Никита уходил по хорошо державшемуся насту за двор, туда, где с севера намело сугробы вровень с соломенными крышами. Отсюда было видно все ровное белое поле, — пустыня, сливающаяся морозной мглой с небом. Тянуло, как дымком, поземкой. Отдувало полу бараньего полушубка. С гребня сугроба порошило снегом. Никита сам не знал, почему хочется ему стоять и глядеть на эту пустыню.
Матушка стала замечать, что Никита ходит скучный, и говорила об этом с Аркадием Ивановичем. Решено было отменить занятия по алгебре, пораньше отсылать Никиту спать и «закатить ему», как очень неумно выразился Аркадий Иванович, касторки.
Все эти меры были приняты. По наблюдению Аркадия Ивановича, Никита повеселел. Но настоящий целитель пришел через три недели: сильный сырой ветер с юга, закутавший поля, сад и усадьбу серой мглой, с бешено несущимися над самой землей рваными облаками.

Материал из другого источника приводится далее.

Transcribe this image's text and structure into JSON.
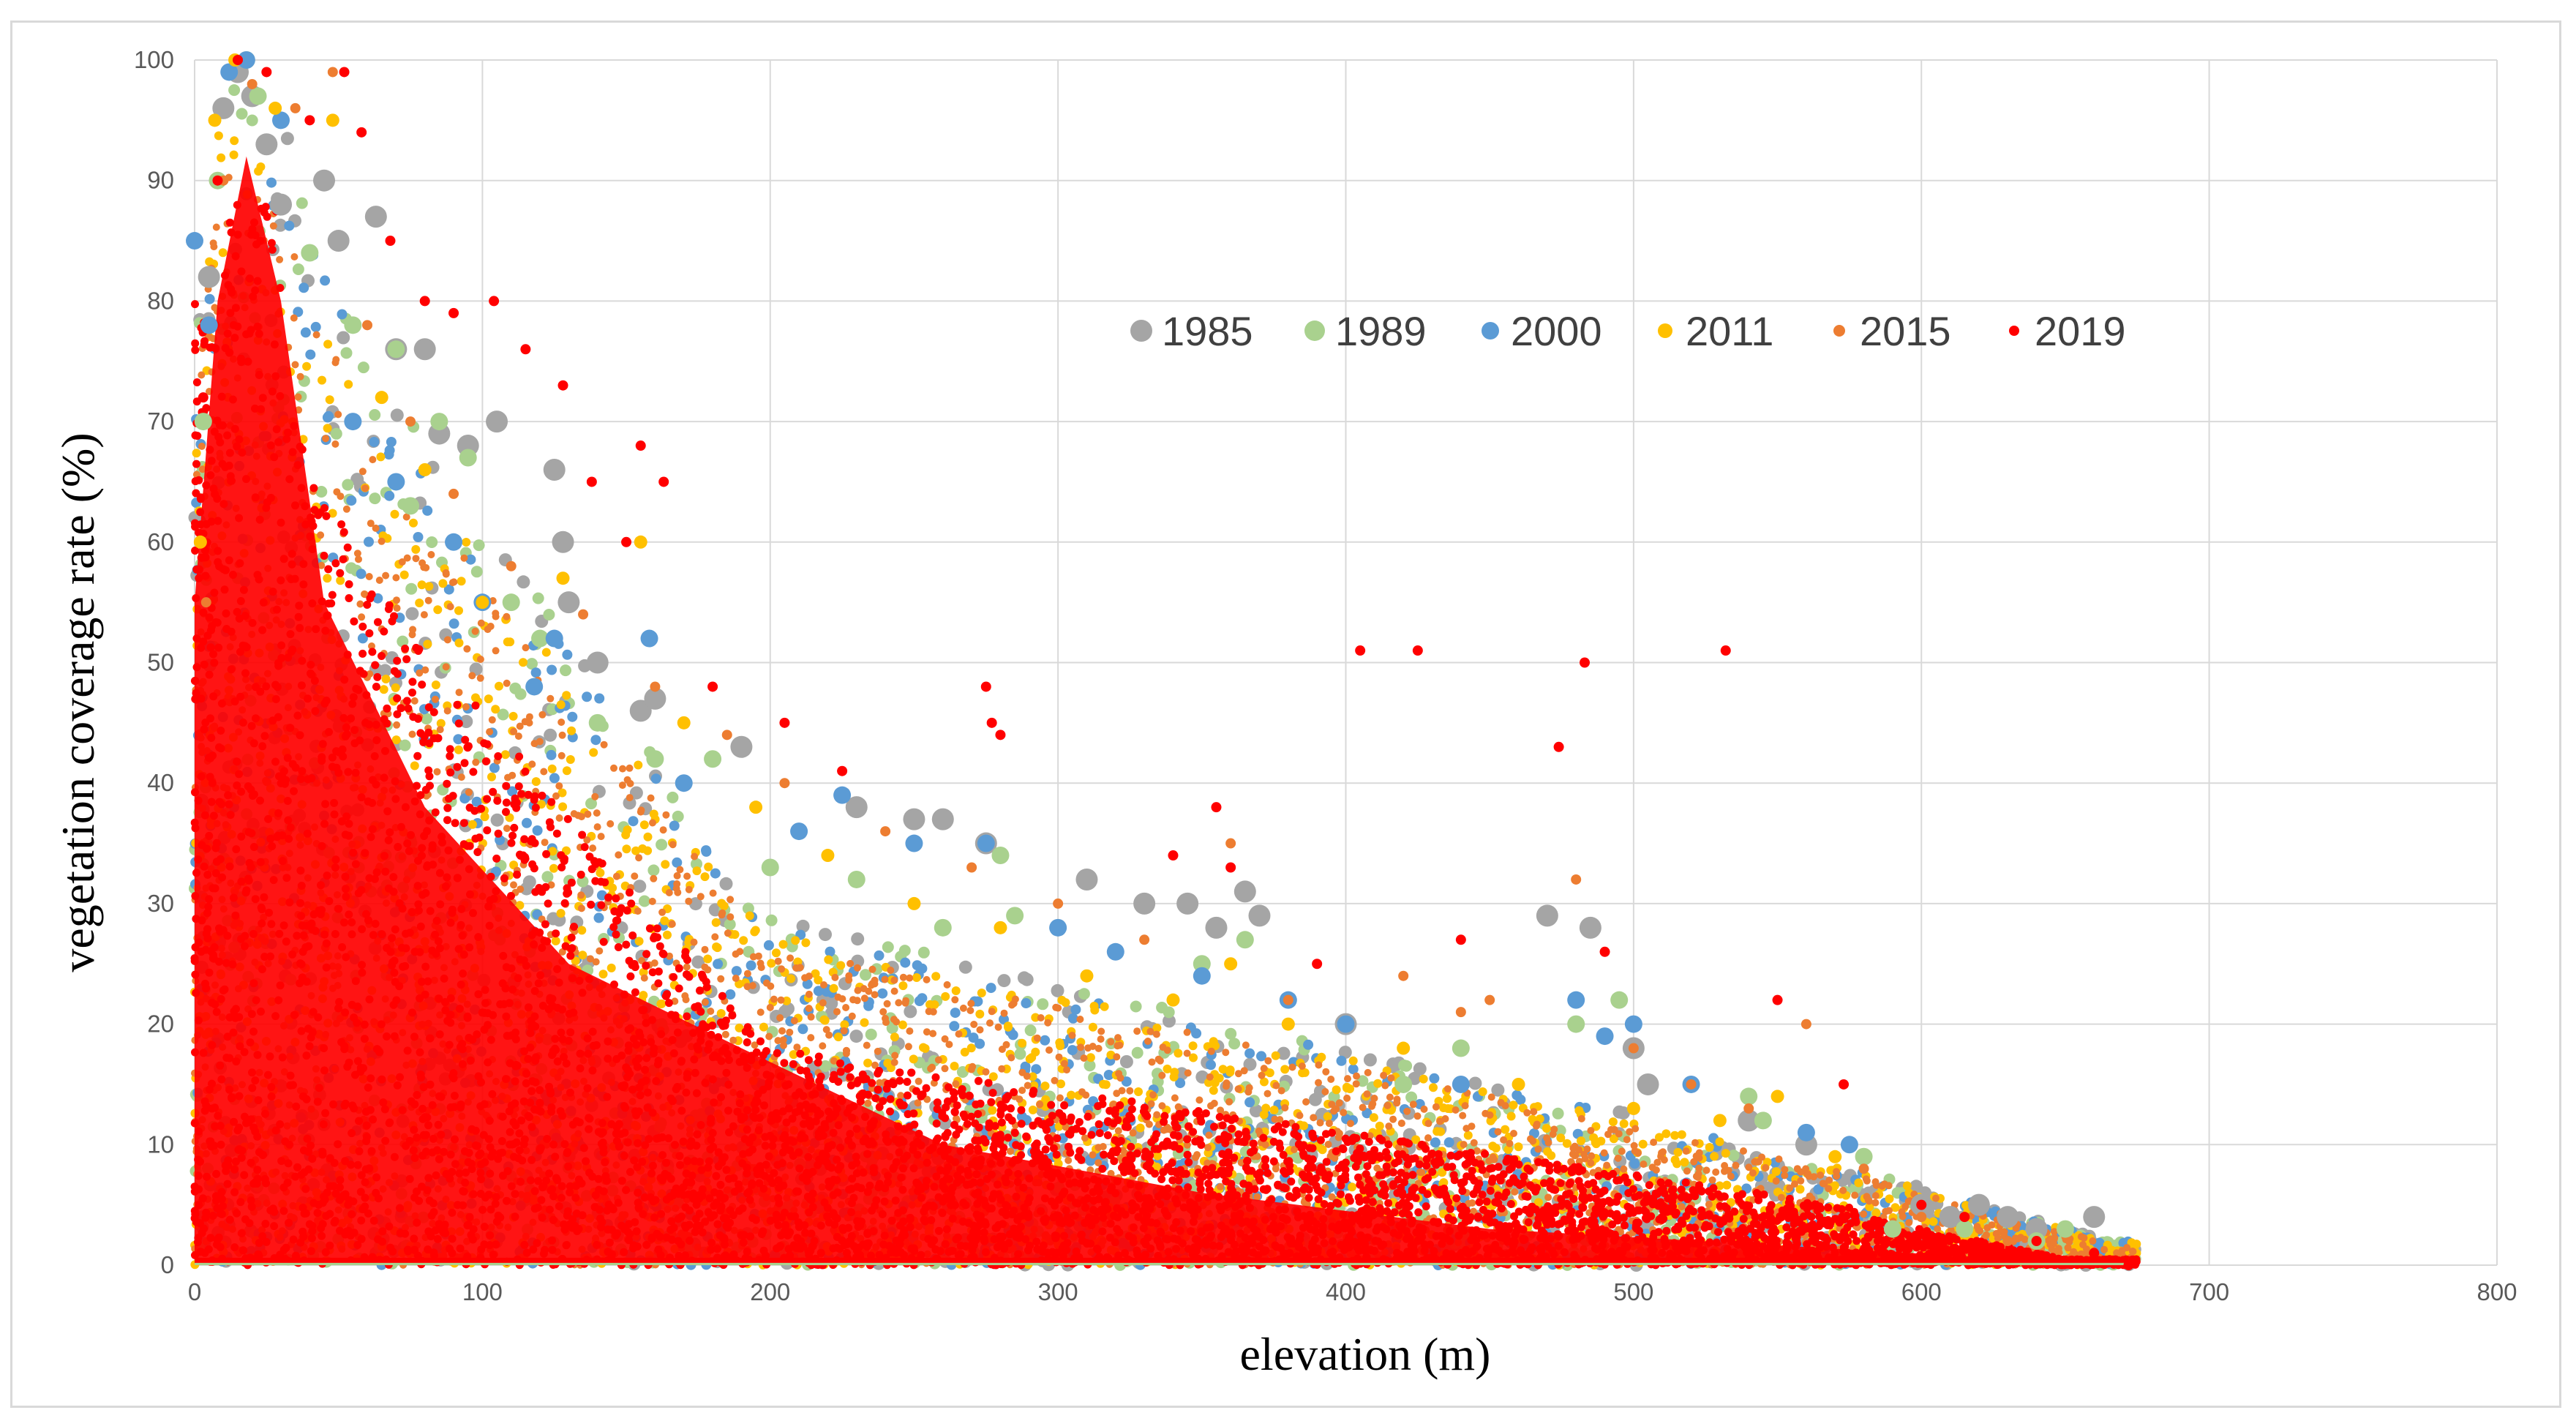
{
  "chart_data": {
    "type": "scatter",
    "xlabel": "elevation (m)",
    "ylabel": "vegetation coverage rate (%)",
    "xlim": [
      0,
      800
    ],
    "ylim": [
      0,
      100
    ],
    "x_ticks": [
      "0",
      "100",
      "200",
      "300",
      "400",
      "500",
      "600",
      "700",
      "800"
    ],
    "y_ticks": [
      "0",
      "10",
      "20",
      "30",
      "40",
      "50",
      "60",
      "70",
      "80",
      "90",
      "100"
    ],
    "grid": true,
    "legend_position": "upper-center",
    "series": [
      {
        "name": "1985",
        "color": "#a5a5a5",
        "marker": "large-circle",
        "points": [
          [
            5,
            82
          ],
          [
            10,
            96
          ],
          [
            15,
            99
          ],
          [
            20,
            97
          ],
          [
            25,
            93
          ],
          [
            30,
            88
          ],
          [
            45,
            90
          ],
          [
            50,
            85
          ],
          [
            63,
            87
          ],
          [
            70,
            76
          ],
          [
            80,
            76
          ],
          [
            85,
            69
          ],
          [
            95,
            68
          ],
          [
            105,
            70
          ],
          [
            125,
            66
          ],
          [
            128,
            60
          ],
          [
            130,
            55
          ],
          [
            140,
            50
          ],
          [
            155,
            46
          ],
          [
            160,
            47
          ],
          [
            190,
            43
          ],
          [
            230,
            38
          ],
          [
            250,
            37
          ],
          [
            260,
            37
          ],
          [
            275,
            35
          ],
          [
            310,
            32
          ],
          [
            330,
            30
          ],
          [
            345,
            30
          ],
          [
            355,
            28
          ],
          [
            365,
            31
          ],
          [
            370,
            29
          ],
          [
            400,
            20
          ],
          [
            470,
            29
          ],
          [
            485,
            28
          ],
          [
            500,
            18
          ],
          [
            505,
            15
          ],
          [
            540,
            12
          ],
          [
            560,
            10
          ],
          [
            600,
            5
          ],
          [
            610,
            4
          ],
          [
            620,
            5
          ],
          [
            630,
            4
          ],
          [
            640,
            3
          ],
          [
            660,
            4
          ]
        ]
      },
      {
        "name": "1989",
        "color": "#a9d18e",
        "marker": "circle",
        "points": [
          [
            3,
            70
          ],
          [
            8,
            90
          ],
          [
            18,
            100
          ],
          [
            22,
            97
          ],
          [
            40,
            84
          ],
          [
            55,
            78
          ],
          [
            70,
            76
          ],
          [
            75,
            63
          ],
          [
            85,
            70
          ],
          [
            95,
            67
          ],
          [
            110,
            55
          ],
          [
            120,
            52
          ],
          [
            140,
            45
          ],
          [
            160,
            42
          ],
          [
            180,
            42
          ],
          [
            200,
            33
          ],
          [
            230,
            32
          ],
          [
            260,
            28
          ],
          [
            280,
            34
          ],
          [
            285,
            29
          ],
          [
            350,
            25
          ],
          [
            365,
            27
          ],
          [
            420,
            15
          ],
          [
            440,
            18
          ],
          [
            480,
            20
          ],
          [
            495,
            22
          ],
          [
            540,
            14
          ],
          [
            545,
            12
          ],
          [
            580,
            9
          ],
          [
            590,
            3
          ],
          [
            615,
            3
          ],
          [
            640,
            2
          ],
          [
            650,
            3
          ]
        ]
      },
      {
        "name": "2000",
        "color": "#5b9bd5",
        "marker": "circle",
        "points": [
          [
            0,
            85
          ],
          [
            5,
            78
          ],
          [
            12,
            99
          ],
          [
            18,
            100
          ],
          [
            30,
            95
          ],
          [
            55,
            70
          ],
          [
            70,
            65
          ],
          [
            90,
            60
          ],
          [
            100,
            55
          ],
          [
            118,
            48
          ],
          [
            125,
            52
          ],
          [
            158,
            52
          ],
          [
            170,
            40
          ],
          [
            210,
            36
          ],
          [
            225,
            39
          ],
          [
            250,
            35
          ],
          [
            275,
            35
          ],
          [
            300,
            28
          ],
          [
            320,
            26
          ],
          [
            350,
            24
          ],
          [
            380,
            22
          ],
          [
            400,
            20
          ],
          [
            440,
            15
          ],
          [
            480,
            22
          ],
          [
            490,
            19
          ],
          [
            500,
            20
          ],
          [
            520,
            15
          ],
          [
            560,
            11
          ],
          [
            575,
            10
          ]
        ]
      },
      {
        "name": "2011",
        "color": "#ffc000",
        "marker": "small-circle",
        "points": [
          [
            2,
            60
          ],
          [
            7,
            95
          ],
          [
            14,
            100
          ],
          [
            28,
            96
          ],
          [
            48,
            95
          ],
          [
            65,
            72
          ],
          [
            80,
            66
          ],
          [
            100,
            55
          ],
          [
            128,
            57
          ],
          [
            155,
            60
          ],
          [
            170,
            45
          ],
          [
            195,
            38
          ],
          [
            220,
            34
          ],
          [
            250,
            30
          ],
          [
            280,
            28
          ],
          [
            310,
            24
          ],
          [
            340,
            22
          ],
          [
            360,
            25
          ],
          [
            380,
            20
          ],
          [
            420,
            18
          ],
          [
            460,
            15
          ],
          [
            500,
            13
          ],
          [
            530,
            12
          ],
          [
            550,
            14
          ],
          [
            570,
            9
          ]
        ]
      },
      {
        "name": "2015",
        "color": "#ed7d31",
        "marker": "tiny-circle",
        "points": [
          [
            4,
            55
          ],
          [
            10,
            90
          ],
          [
            20,
            98
          ],
          [
            35,
            96
          ],
          [
            48,
            99
          ],
          [
            60,
            78
          ],
          [
            75,
            70
          ],
          [
            90,
            64
          ],
          [
            110,
            58
          ],
          [
            135,
            54
          ],
          [
            160,
            48
          ],
          [
            185,
            44
          ],
          [
            205,
            40
          ],
          [
            240,
            36
          ],
          [
            270,
            33
          ],
          [
            300,
            30
          ],
          [
            330,
            27
          ],
          [
            360,
            35
          ],
          [
            380,
            22
          ],
          [
            420,
            24
          ],
          [
            440,
            21
          ],
          [
            450,
            22
          ],
          [
            480,
            32
          ],
          [
            500,
            18
          ],
          [
            520,
            15
          ],
          [
            540,
            13
          ],
          [
            560,
            20
          ],
          [
            580,
            8
          ],
          [
            600,
            4
          ],
          [
            630,
            2
          ]
        ]
      },
      {
        "name": "2019",
        "color": "#ff0000",
        "marker": "tiny-circle",
        "points": [
          [
            3,
            72
          ],
          [
            8,
            90
          ],
          [
            15,
            100
          ],
          [
            25,
            99
          ],
          [
            40,
            95
          ],
          [
            52,
            99
          ],
          [
            58,
            94
          ],
          [
            68,
            85
          ],
          [
            80,
            80
          ],
          [
            90,
            79
          ],
          [
            104,
            80
          ],
          [
            115,
            76
          ],
          [
            128,
            73
          ],
          [
            138,
            65
          ],
          [
            150,
            60
          ],
          [
            155,
            68
          ],
          [
            163,
            65
          ],
          [
            180,
            48
          ],
          [
            205,
            45
          ],
          [
            225,
            41
          ],
          [
            275,
            48
          ],
          [
            277,
            45
          ],
          [
            280,
            44
          ],
          [
            340,
            34
          ],
          [
            355,
            38
          ],
          [
            360,
            33
          ],
          [
            390,
            25
          ],
          [
            405,
            51
          ],
          [
            425,
            51
          ],
          [
            440,
            27
          ],
          [
            474,
            43
          ],
          [
            483,
            50
          ],
          [
            490,
            26
          ],
          [
            532,
            51
          ],
          [
            550,
            22
          ],
          [
            573,
            15
          ],
          [
            600,
            5
          ],
          [
            615,
            4
          ],
          [
            640,
            2
          ],
          [
            660,
            1
          ],
          [
            672,
            0
          ]
        ]
      }
    ]
  }
}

В воскресенье на людской играли в карты рабочий Василий, Мишка Коряшонок, Лёкся-подпасок и Артем — огромного роста сутулый мужик с длинным кривым носом. Он был бобыль, безлошадный, весь век в батраках и все хотел жениться, а девки за него не шли. На днях он стал приглядываться к Дуняше, румяной красивой девушке, смотревшей за молочным хозяйством. Она целый день летала со скотного двора на погребицу, на кухню, гремела узкими цинковыми ведрами, от нее всегда хорошо пахло парным молоком, и когда шел снег, то казалось — на щеках у нее шипели снежинки. Девушка она была смешливая. Артем, где бы он ни был, — вез ли с гумна мякину или чистил овцам ясли, — завидев Дуняшу, втыкал вилы и шел к ней, вышагивая на длинных ногах, как верблюд. Подойдя к Дуняше, снимал шапку и кланялся:
— Здравствуйте, Дуня.
— Здравствуй. — Дуняша ставила ведра, закрывала фартуком рот.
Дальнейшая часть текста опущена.